Не все переживания и впечатления, не все силы, играющие роль в духовном обиходе, равномощны, некоторые из них прочны и влиятельны, гнут все остальное в сознании по-своему, заставляют случайное и второстепенное носить на челе свою печать, а в случае неповиновения — попросту изгоняют непокорные образы, воспоминания, мысли, чувства из самого сознания.

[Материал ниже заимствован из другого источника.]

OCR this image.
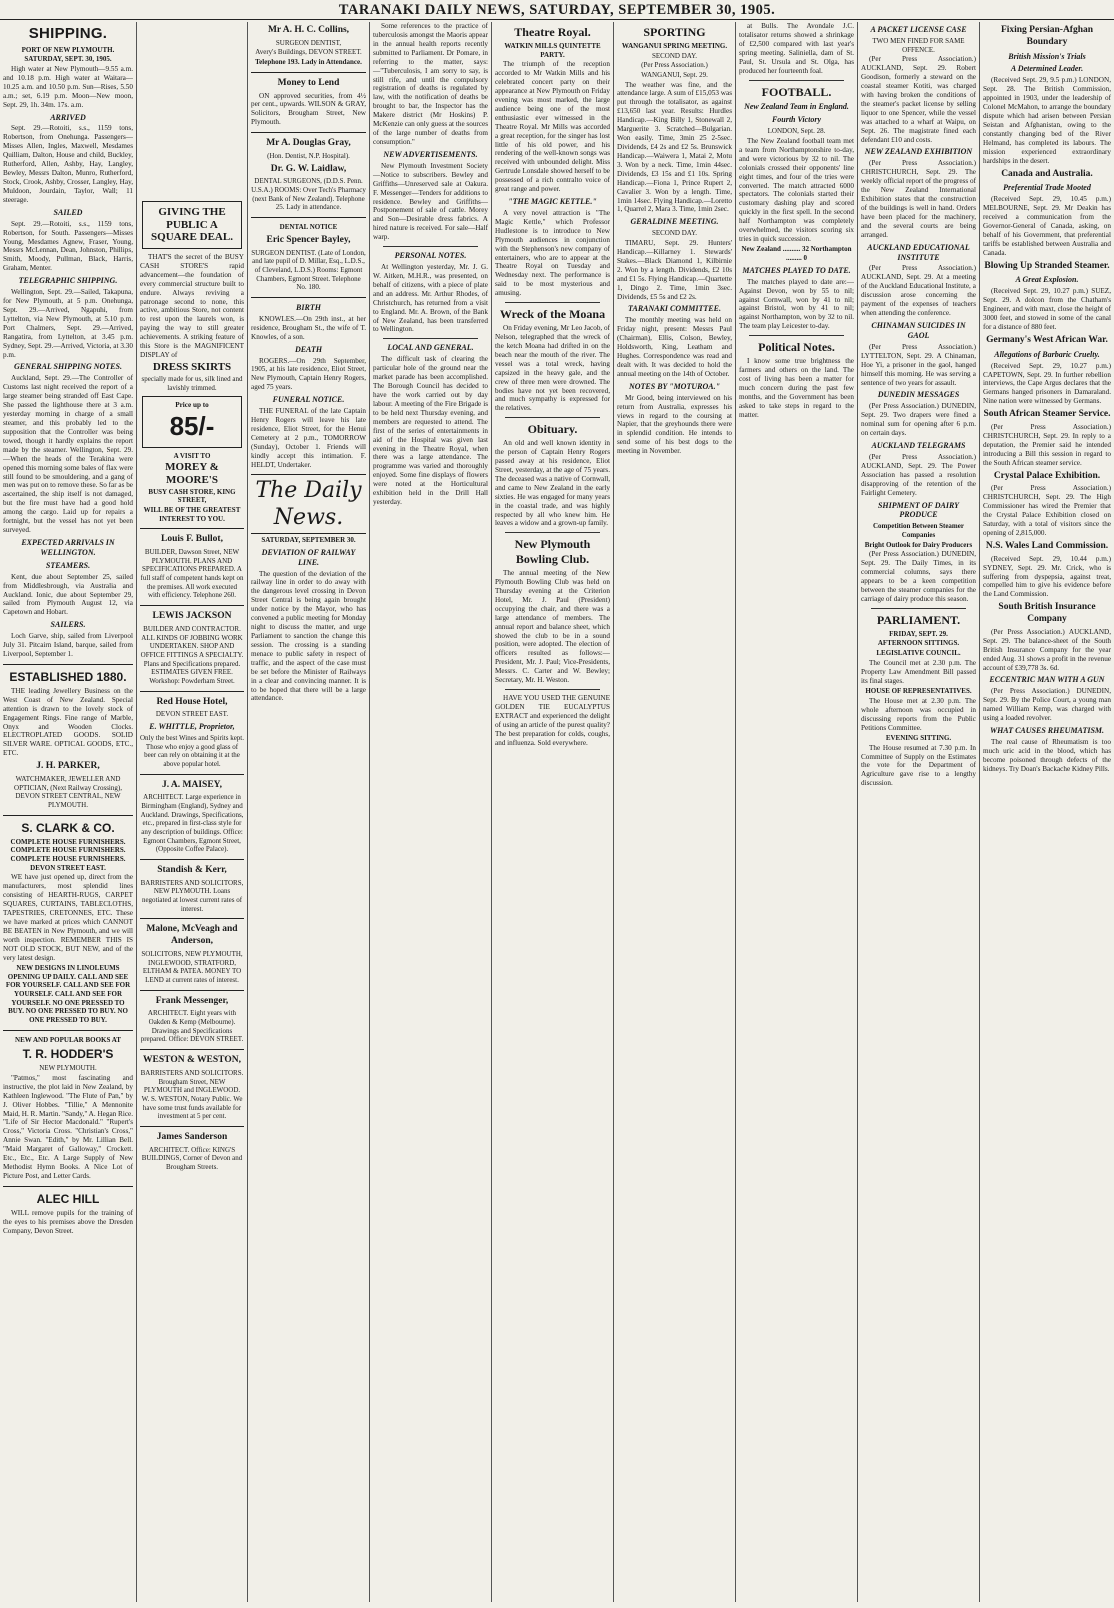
TARANAKI DAILY NEWS, SATURDAY, SEPTEMBER 30, 1905.
SHIPPING.
PORT OF NEW PLYMOUTH.
SATURDAY, SEPT. 30, 1905.

High water at New Plymouth—9.55 a.m. and 10.18 p.m. High water at Waitara—10.25 a.m. and 10.50 p.m. Sun—Rises, 5.50 a.m.; set, 6.19 p.m. Moon—New moon, Sept. 29, 1h. 34m. 17s. a.m.

ARRIVED

Sept. 29.—Rotoiti, s.s., 1159 tons, Robertson, from Onehunga. Passengers—Misses Allen, Ingles, Maxwell, Mesdames Quilliam, Dalton, House and child, Buckley, Rutherford, Allen, Ashby, Hay, Langley, Bewley, Messrs Dalton, Munro, Rutherford, Stock, Crook, Ashby, Crosser, Langley, Hay, Muldoon, Jourdain, Taylor, Wall; 11 steerage.

SAILED

Sept. 29.—Rotoiti, s.s., 1159 tons, Robertson, for South. Passengers—Misses Young, Mesdames Agnew, Fraser, Young, Messrs McLennan, Dean, Johnston, Phillips, Smith, Moody, Pullman, Black, Harris, Graham, Menter.

TELEGRAPHIC SHIPPING.

Wellington, Sept. 29.—Sailed, Takapuna, for New Plymouth, at 5 p.m. Onehunga, Sept. 29.—Arrived, Ngapuhi, from Lyttelton, via New Plymouth, at 5.10 p.m. Port Chalmers, Sept. 29.—Arrived, Rangatira, from Lyttelton, at 3.45 p.m. Sydney, Sept. 29.—Arrived, Victoria, at 3.30 p.m.

GENERAL SHIPPING NOTES.

Auckland, Sept. 29.—The Controller of Customs last night received the report of a large steamer being stranded off East Cape. She passed the lighthouse there at 3 a.m. yesterday morning in charge of a small steamer, and this probably led to the supposition that the Controller was being towed, though it hardly explains the report made by the steamer. Wellington, Sept. 29.—When the heads of the Terakina were opened this morning some bales of flax were still found to be smouldering, and a gang of men was put on to remove these. So far as be ascertained, the ship itself is not damaged, but the fire must have had a good hold among the cargo. Laid up for repairs a fortnight, but the vessel has not yet been surveyed.

EXPECTED ARRIVALS IN WELLINGTON.
STEAMERS.

Kent, due about September 25, sailed from Middlesbrough, via Australia and Auckland. Ionic, due about September 29, sailed from Plymouth August 12, via Capetown and Hobart.

SAILERS.

Loch Garve, ship, sailed from Liverpool July 31. Pitcairn Island, barque, sailed from Liverpool, September 1.

ESTABLISHED 1880.

THE leading Jewellery Business on the West Coast of New Zealand. Special attention is drawn to the lovely stock of Engagement Rings. Fine range of Marble, Onyx and Wooden Clocks. ELECTROPLATED GOODS. SOLID SILVER WARE. OPTICAL GOODS, ETC., ETC.

J. H. PARKER,
WATCHMAKER, JEWELLER AND OPTICIAN, (Next Railway Crossing), DEVON STREET CENTRAL, NEW PLYMOUTH.
S. CLARK & CO.
COMPLETE HOUSE FURNISHERS. COMPLETE HOUSE FURNISHERS. COMPLETE HOUSE FURNISHERS. DEVON STREET EAST.

WE have just opened up, direct from the manufacturers, most splendid lines consisting of HEARTH-RUGS, CARPET SQUARES, CURTAINS, TABLECLOTHS, TAPESTRIES, CRETONNES, ETC. These we have marked at prices which CANNOT BE BEATEN in New Plymouth, and we will worth inspection. REMEMBER THIS IS NOT OLD STOCK, BUT NEW, and of the very latest design.

NEW DESIGNS IN LINOLEUMS OPENING UP DAILY. CALL AND SEE FOR YOURSELF. CALL AND SEE FOR YOURSELF. CALL AND SEE FOR YOURSELF. NO ONE PRESSED TO BUY. NO ONE PRESSED TO BUY. NO ONE PRESSED TO BUY.
NEW AND POPULAR BOOKS AT
T. R. HODDER'S
NEW PLYMOUTH.

"Patmos," most fascinating and instructive, the plot laid in New Zealand, by Kathleen Inglewood. "The Flute of Pan," by J. Oliver Hobbes. "Tillie," A Mennonite Maid, H. R. Martin. "Sandy," A. Hegan Rice. "Life of Sir Hector Macdonald." "Rupert's Cross," Victoria Cross. "Christian's Cross," Annie Swan. "Edith," by Mr. Lillian Bell. "Maid Margaret of Galloway," Crockett. Etc., Etc., Etc. A Large Supply of New Methodist Hymn Books. A Nice Lot of Picture Post, and Letter Cards.

ALEC HILL

WILL remove pupils for the training of the eyes to his premises above the Dresden Company, Devon Street.

GIVING THE PUBLIC A SQUARE DEAL.

THAT'S the secret of the BUSY CASH STORE'S rapid advancement—the foundation of every commercial structure built to endure. Always reviving a patronage second to none, this active, ambitious Store, not content to rest upon the laurels won, is paying the way to still greater achievements. A striking feature of this Store is the MAGNIFICENT DISPLAY of

DRESS SKIRTS
specially made for us, silk lined and lavishly trimmed.
Price up to
85/-
A VISIT TO
MOREY & MOORE'S
BUSY CASH STORE, KING STREET,
WILL BE OF THE GREATEST INTEREST TO YOU.
Louis F. Bullot,
BUILDER, Dawson Street, NEW PLYMOUTH. PLANS AND SPECIFICATIONS PREPARED. A full staff of competent hands kept on the premises. All work executed with efficiency. Telephone 260.
LEWIS JACKSON
BUILDER AND CONTRACTOR. ALL KINDS OF JOBBING WORK UNDERTAKEN. SHOP AND OFFICE FITTINGS A SPECIALTY. Plans and Specifications prepared. ESTIMATES GIVEN FREE. Workshop: Powderham Street.
Red House Hotel,
DEVON STREET EAST.
E. WHITTLE, Proprietor,
Only the best Wines and Spirits kept. Those who enjoy a good glass of beer can rely on obtaining it at the above popular hotel.
J. A. MAISEY,
ARCHITECT. Large experience in Birmingham (England), Sydney and Auckland. Drawings, Specifications, etc., prepared in first-class style for any description of buildings. Office: Egmont Chambers, Egmont Street, (Opposite Coffee Palace).
Standish & Kerr,
BARRISTERS AND SOLICITORS, NEW PLYMOUTH. Loans negotiated at lowest current rates of interest.
Malone, McVeagh and Anderson,
SOLICITORS, NEW PLYMOUTH, INGLEWOOD, STRATFORD, ELTHAM & PATEA. MONEY TO LEND at current rates of interest.
Frank Messenger,
ARCHITECT. Eight years with Oakden & Kemp (Melbourne). Drawings and Specifications prepared. Office: DEVON STREET.
WESTON & WESTON,
BARRISTERS AND SOLICITORS. Brougham Street, NEW PLYMOUTH and INGLEWOOD. W. S. WESTON, Notary Public. We have some trust funds available for investment at 5 per cent.
James Sanderson
ARCHITECT. Office: KING'S BUILDINGS, Corner of Devon and Brougham Streets.
Mr A. H. C. Collins,
SURGEON DENTIST,
Avery's Buildings, DEVON STREET.
Telephone 193. Lady in Attendance.
Money to Lend

ON approved securities, from 4½ per cent., upwards. WILSON & GRAY, Solicitors, Brougham Street, New Plymouth.

Mr A. Douglas Gray,
(Hon. Dentist, N.P. Hospital).
Dr. G. W. Laidlaw,
DENTAL SURGEONS, (D.D.S. Penn. U.S.A.) ROOMS: Over Tech's Pharmacy (next Bank of New Zealand). Telephone 25. Lady in attendance.
DENTAL NOTICE
Eric Spencer Bayley,
SURGEON DENTIST. (Late of London, and late pupil of D. Millar, Esq., L.D.S., of Cleveland, L.D.S.) Rooms: Egmont Chambers, Egmont Street. Telephone No. 180.
BIRTH

KNOWLES.—On 29th inst., at her residence, Brougham St., the wife of T. Knowles, of a son.

DEATH

ROGERS.—On 29th September, 1905, at his late residence, Eliot Street, New Plymouth, Captain Henry Rogers, aged 75 years.

FUNERAL NOTICE.

THE FUNERAL of the late Captain Henry Rogers will leave his late residence, Eliot Street, for the Henui Cemetery at 2 p.m., TOMORROW (Sunday), October 1. Friends will kindly accept this intimation. F. HELDT, Undertaker.

The Daily News.
SATURDAY, SEPTEMBER 30.
DEVIATION OF RAILWAY LINE.

The question of the deviation of the railway line in order to do away with the dangerous level crossing in Devon Street Central is being again brought under notice by the Mayor, who has convened a public meeting for Monday night to discuss the matter, and urge Parliament to sanction the change this session. The crossing is a standing menace to public safety in respect of traffic, and the aspect of the case must be set before the Minister of Railways in a clear and convincing manner. It is to be hoped that there will be a large attendance.

Some references to the practice of tuberculosis amongst the Maoris appear in the annual health reports recently submitted to Parliament. Dr Pomare, in referring to the matter, says:—"Tuberculosis, I am sorry to say, is still rife, and until the compulsory registration of deaths is regulated by law, with the notification of deaths be brought to bar, the Inspector has the Makere district (Mr Hoskins) P. McKenzie can only guess at the sources of the large number of deaths from consumption."

NEW ADVERTISEMENTS.

New Plymouth Investment Society—Notice to subscribers. Bewley and Griffiths—Unreserved sale at Oakura. F. Messenger—Tenders for additions to residence. Bewley and Griffiths—Postponement of sale of cattle. Morey and Son—Desirable dress fabrics. A hired nature is received. For sale—Half warp.

PERSONAL NOTES.

At Wellington yesterday, Mr. J. G. W. Aitken, M.H.R., was presented, on behalf of citizens, with a piece of plate and an address. Mr. Arthur Rhodes, of Christchurch, has returned from a visit to England. Mr. A. Brown, of the Bank of New Zealand, has been transferred to Wellington.

LOCAL AND GENERAL.

The difficult task of clearing the particular hole of the ground near the market parade has been accomplished. The Borough Council has decided to have the work carried out by day labour. A meeting of the Fire Brigade is to be held next Thursday evening, and members are requested to attend. The first of the series of entertainments in aid of the Hospital was given last evening in the Theatre Royal, when there was a large attendance. The programme was varied and thoroughly enjoyed. Some fine displays of flowers were noted at the Horticultural exhibition held in the Drill Hall yesterday.

Theatre Royal.
WATKIN MILLS QUINTETTE PARTY.

The triumph of the reception accorded to Mr Watkin Mills and his celebrated concert party on their appearance at New Plymouth on Friday evening was most marked, the large audience being one of the most enthusiastic ever witnessed in the Theatre Royal. Mr Mills was accorded a great reception, for the singer has lost little of his old power, and his rendering of the well-known songs was received with unbounded delight. Miss Gertrude Lonsdale showed herself to be possessed of a rich contralto voice of great range and power.

"THE MAGIC KETTLE."

A very novel attraction is "The Magic Kettle," which Professor Hudlestone is to introduce to New Plymouth audiences in conjunction with the Stephenson's new company of entertainers, who are to appear at the Theatre Royal on Tuesday and Wednesday next. The performance is said to be most mysterious and amusing.

Wreck of the Moana

On Friday evening, Mr Leo Jacob, of Nelson, telegraphed that the wreck of the ketch Moana had drifted in on the beach near the mouth of the river. The vessel was a total wreck, having capsized in the heavy gale, and the crew of three men were drowned. The bodies have not yet been recovered, and much sympathy is expressed for the relatives.

Obituary.

An old and well known identity in the person of Captain Henry Rogers passed away at his residence, Eliot Street, yesterday, at the age of 75 years. The deceased was a native of Cornwall, and came to New Zealand in the early sixties. He was engaged for many years in the coastal trade, and was highly respected by all who knew him. He leaves a widow and a grown-up family.

New Plymouth Bowling Club.

The annual meeting of the New Plymouth Bowling Club was held on Thursday evening at the Criterion Hotel, Mr. J. Paul (President) occupying the chair, and there was a large attendance of members. The annual report and balance sheet, which showed the club to be in a sound position, were adopted. The election of officers resulted as follows:—President, Mr. J. Paul; Vice-Presidents, Messrs. C. Carter and W. Bewley; Secretary, Mr. H. Weston.

HAVE YOU USED THE GENUINE GOLDEN TIE EUCALYPTUS EXTRACT and experienced the delight of using an article of the purest quality? The best preparation for colds, coughs, and influenza. Sold everywhere.

SPORTING
WANGANUI SPRING MEETING.
SECOND DAY.
(Per Press Association.)
WANGANUI, Sept. 29.

The weather was fine, and the attendance large. A sum of £15,053 was put through the totalisator, as against £13,650 last year. Results: Hurdles Handicap.—King Billy 1, Stonewall 2, Marguerite 3. Scratched—Bulgarian. Won easily. Time, 3min 25 2-5sec. Dividends, £4 2s and £2 5s. Brunswick Handicap.—Waiwera 1, Matai 2, Motu 3. Won by a neck. Time, 1min 44sec. Dividends, £3 15s and £1 10s. Spring Handicap.—Fiona 1, Prince Rupert 2, Cavalier 3. Won by a length. Time, 1min 14sec. Flying Handicap.—Loretto 1, Quarrel 2, Mara 3. Time, 1min 2sec.

GERALDINE MEETING.
SECOND DAY.

TIMARU, Sept. 29. Hunters' Handicap.—Killarney 1. Stewards' Stakes.—Black Diamond 1, Kilbirnie 2. Won by a length. Dividends, £2 10s and £1 5s. Flying Handicap.—Quartette 1, Dingo 2. Time, 1min 3sec. Dividends, £5 5s and £2 2s.

TARANAKI COMMITTEE.

The monthly meeting was held on Friday night, present: Messrs Paul (Chairman), Ellis, Colson, Bewley, Holdsworth, King, Leatham and Hughes. Correspondence was read and dealt with. It was decided to hold the annual meeting on the 14th of October.

NOTES BY "MOTUROA."

Mr Good, being interviewed on his return from Australia, expresses his views in regard to the coursing at Napier, that the greyhounds there were in splendid condition. He intends to send some of his best dogs to the meeting in November.

at Bulls. The Avondale J.C. totalisator returns showed a shrinkage of £2,500 compared with last year's spring meeting. Saliniella, dam of St. Paul, St. Ursula and St. Olga, has produced her fourteenth foal.

FOOTBALL.
New Zealand Team in England.
Fourth Victory
LONDON, Sept. 28.

The New Zealand football team met a team from Northamptonshire to-day, and were victorious by 32 to nil. The colonials crossed their opponents' line eight times, and four of the tries were converted. The match attracted 6000 spectators. The colonials started their customary dashing play and scored quickly in the first spell. In the second half Northampton was completely overwhelmed, the visitors scoring six tries in quick succession.

New Zealand .......... 32 Northampton ......... 0
MATCHES PLAYED TO DATE.

The matches played to date are:—Against Devon, won by 55 to nil; against Cornwall, won by 41 to nil; against Bristol, won by 41 to nil; against Northampton, won by 32 to nil. The team play Leicester to-day.

Political Notes.

I know some true brightness the farmers and others on the land. The cost of living has been a matter for much concern during the past few months, and the Government has been asked to take steps in regard to the matter.

A PACKET LICENSE CASE
TWO MEN FINED FOR SAME OFFENCE.

(Per Press Association.) AUCKLAND, Sept. 29. Robert Goodison, formerly a steward on the coastal steamer Kotiti, was charged with having broken the conditions of the steamer's packet license by selling liquor to one Spencer, while the vessel was attached to a wharf at Waipu, on Sept. 26. The magistrate fined each defendant £10 and costs.

NEW ZEALAND EXHIBITION

(Per Press Association.) CHRISTCHURCH, Sept. 29. The weekly official report of the progress of the New Zealand International Exhibition states that the construction of the buildings is well in hand. Orders have been placed for the machinery, and the several courts are being arranged.

AUCKLAND EDUCATIONAL INSTITUTE

(Per Press Association.) AUCKLAND, Sept. 29. At a meeting of the Auckland Educational Institute, a discussion arose concerning the payment of the expenses of teachers when attending the conference.

CHINAMAN SUICIDES IN GAOL

(Per Press Association.) LYTTELTON, Sept. 29. A Chinaman, Hoe Yi, a prisoner in the gaol, hanged himself this morning. He was serving a sentence of two years for assault.

DUNEDIN MESSAGES

(Per Press Association.) DUNEDIN, Sept. 29. Two drapers were fined a nominal sum for opening after 6 p.m. on certain days.

AUCKLAND TELEGRAMS

(Per Press Association.) AUCKLAND, Sept. 29. The Power Association has passed a resolution disapproving of the retention of the Fairlight Cemetery.

SHIPMENT OF DAIRY PRODUCE
Competition Between Steamer Companies
Bright Outlook for Dairy Producers

(Per Press Association.) DUNEDIN, Sept. 29. The Daily Times, in its commercial columns, says there appears to be a keen competition between the steamer companies for the carriage of dairy produce this season.

PARLIAMENT.
FRIDAY, SEPT. 29.
AFTERNOON SITTINGS.
LEGISLATIVE COUNCIL.

The Council met at 2.30 p.m. The Property Law Amendment Bill passed its final stages.

HOUSE OF REPRESENTATIVES.

The House met at 2.30 p.m. The whole afternoon was occupied in discussing reports from the Public Petitions Committee.

EVENING SITTING.

The House resumed at 7.30 p.m. In Committee of Supply on the Estimates the vote for the Department of Agriculture gave rise to a lengthy discussion.

Fixing Persian-Afghan Boundary
British Mission's Trials
A Determined Leader.

(Received Sept. 29, 9.5 p.m.) LONDON, Sept. 28. The British Commission, appointed in 1903, under the leadership of Colonel McMahon, to arrange the boundary dispute which had arisen between Persian Seistan and Afghanistan, owing to the constantly changing bed of the River Helmand, has completed its labours. The mission experienced extraordinary hardships in the desert.

Canada and Australia.
Preferential Trade Mooted

(Received Sept. 29, 10.45 p.m.) MELBOURNE, Sept. 29. Mr Deakin has received a communication from the Governor-General of Canada, asking, on behalf of his Government, that preferential tariffs be established between Australia and Canada.

Blowing Up Stranded Steamer.
A Great Explosion.

(Received Sept. 29, 10.27 p.m.) SUEZ, Sept. 29. A dolcon from the Chatham's Engineer, and with maxt, close the height of 3000 feet, and stowed in some of the canal for a distance of 880 feet.

Germany's West African War.
Allegations of Barbaric Cruelty.

(Received Sept. 29, 10.27 p.m.) CAPETOWN, Sept. 29. In further rebellion interviews, the Cape Argus declares that the Germans hanged prisoners in Damaraland. Nine nation were witnessed by Germans.

South African Steamer Service.

(Per Press Association.) CHRISTCHURCH, Sept. 29. In reply to a deputation, the Premier said he intended introducing a Bill this session in regard to the South African steamer service.

Crystal Palace Exhibition.

(Per Press Association.) CHRISTCHURCH, Sept. 29. The High Commissioner has wired the Premier that the Crystal Palace Exhibition closed on Saturday, with a total of visitors since the opening of 2,815,000.

N.S. Wales Land Commission.

(Received Sept. 29, 10.44 p.m.) SYDNEY, Sept. 29. Mr. Crick, who is suffering from dyspepsia, against treat, compelled him to give his evidence before the Land Commission.

South British Insurance Company

(Per Press Association.) AUCKLAND, Sept. 29. The balance-sheet of the South British Insurance Company for the year ended Aug. 31 shows a profit in the revenue account of £39,778 3s. 6d.

ECCENTRIC MAN WITH A GUN

(Per Press Association.) DUNEDIN, Sept. 29. By the Police Court, a young man named William Kemp, was charged with using a loaded revolver.

WHAT CAUSES RHEUMATISM.

The real cause of Rheumatism is too much uric acid in the blood, which has become poisoned through defects of the kidneys. Try Doan's Backache Kidney Pills.
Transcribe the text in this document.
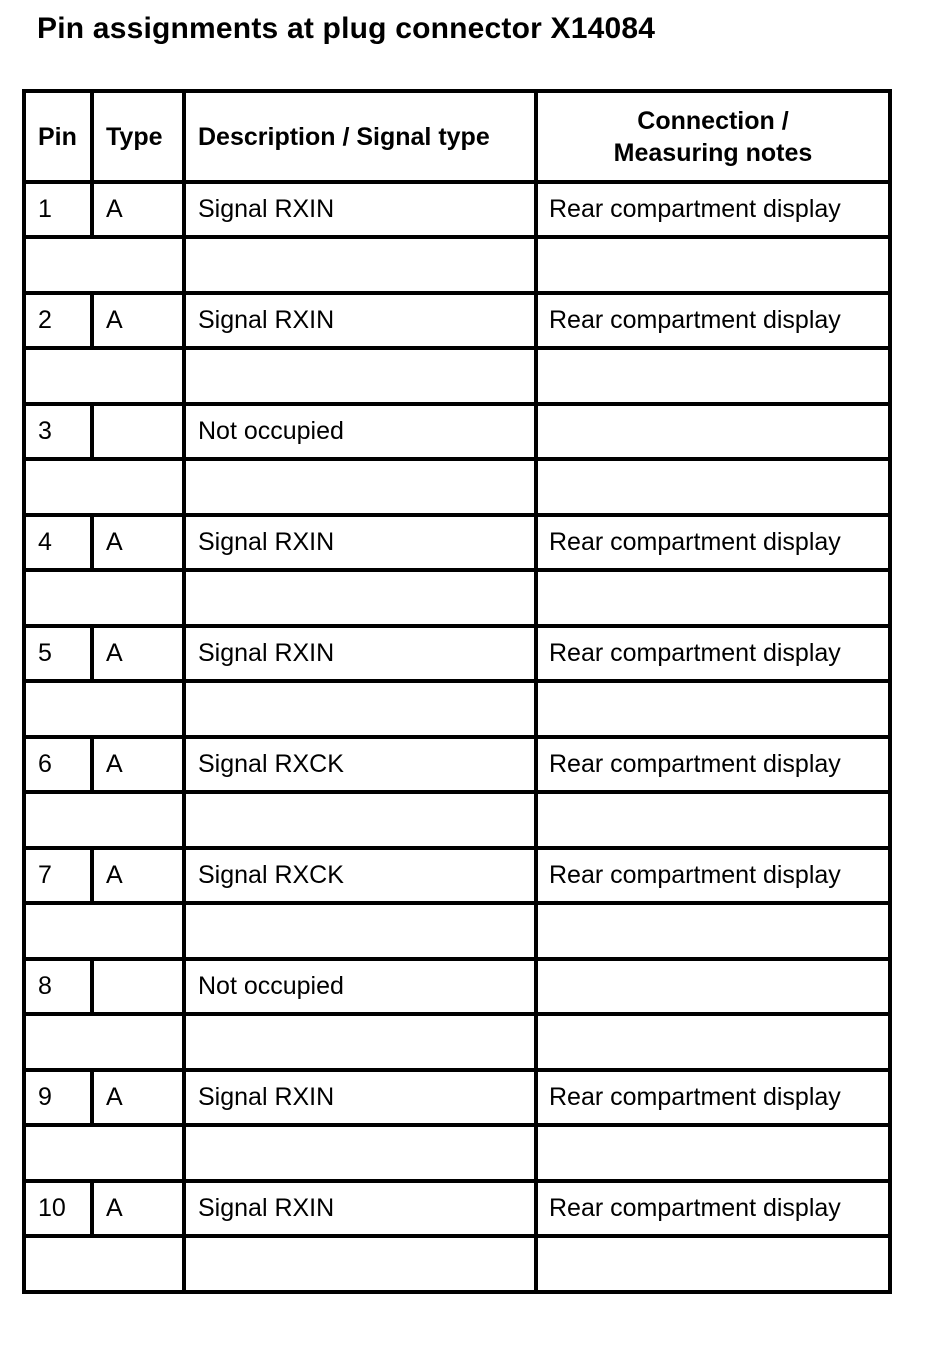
Pin assignments at plug connector X14084
Pin	Type	Description / Signal type	Connection /
Measuring notes

1	A	Signal RXIN	Rear compartment display

2	A	Signal RXIN	Rear compartment display

3		Not occupied	

4	A	Signal RXIN	Rear compartment display

5	A	Signal RXIN	Rear compartment display

6	A	Signal RXCK	Rear compartment display

7	A	Signal RXCK	Rear compartment display

8		Not occupied	

9	A	Signal RXIN	Rear compartment display

10	A	Signal RXIN	Rear compartment display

Кому неизвестно, что в этом отношении чувства непосредственнее связаны с волей и вообще сильнее, чем идеи? Кто только не повторял, что те из чувств, которые всего непосредственнее связаны с основными потребностями, отличаются особой силой и легче всего приобретают характер «доминант», то есть душевных элементов, господствующих над другими и подчиняющих их себе? Но положение о власти «голода и любви»3 над человеком должно быть расширено. Человек не просто стремится к удовлетворению первоначальных потребностей, он, особенно в господствующих общественных классах, давно оценил значение «запаса», богатства, которым никогда нельзя насытиться, ибо каждый прирост его означает увеличение власти индивида над окружающим, над другими людьми, упрочение ее и т. д.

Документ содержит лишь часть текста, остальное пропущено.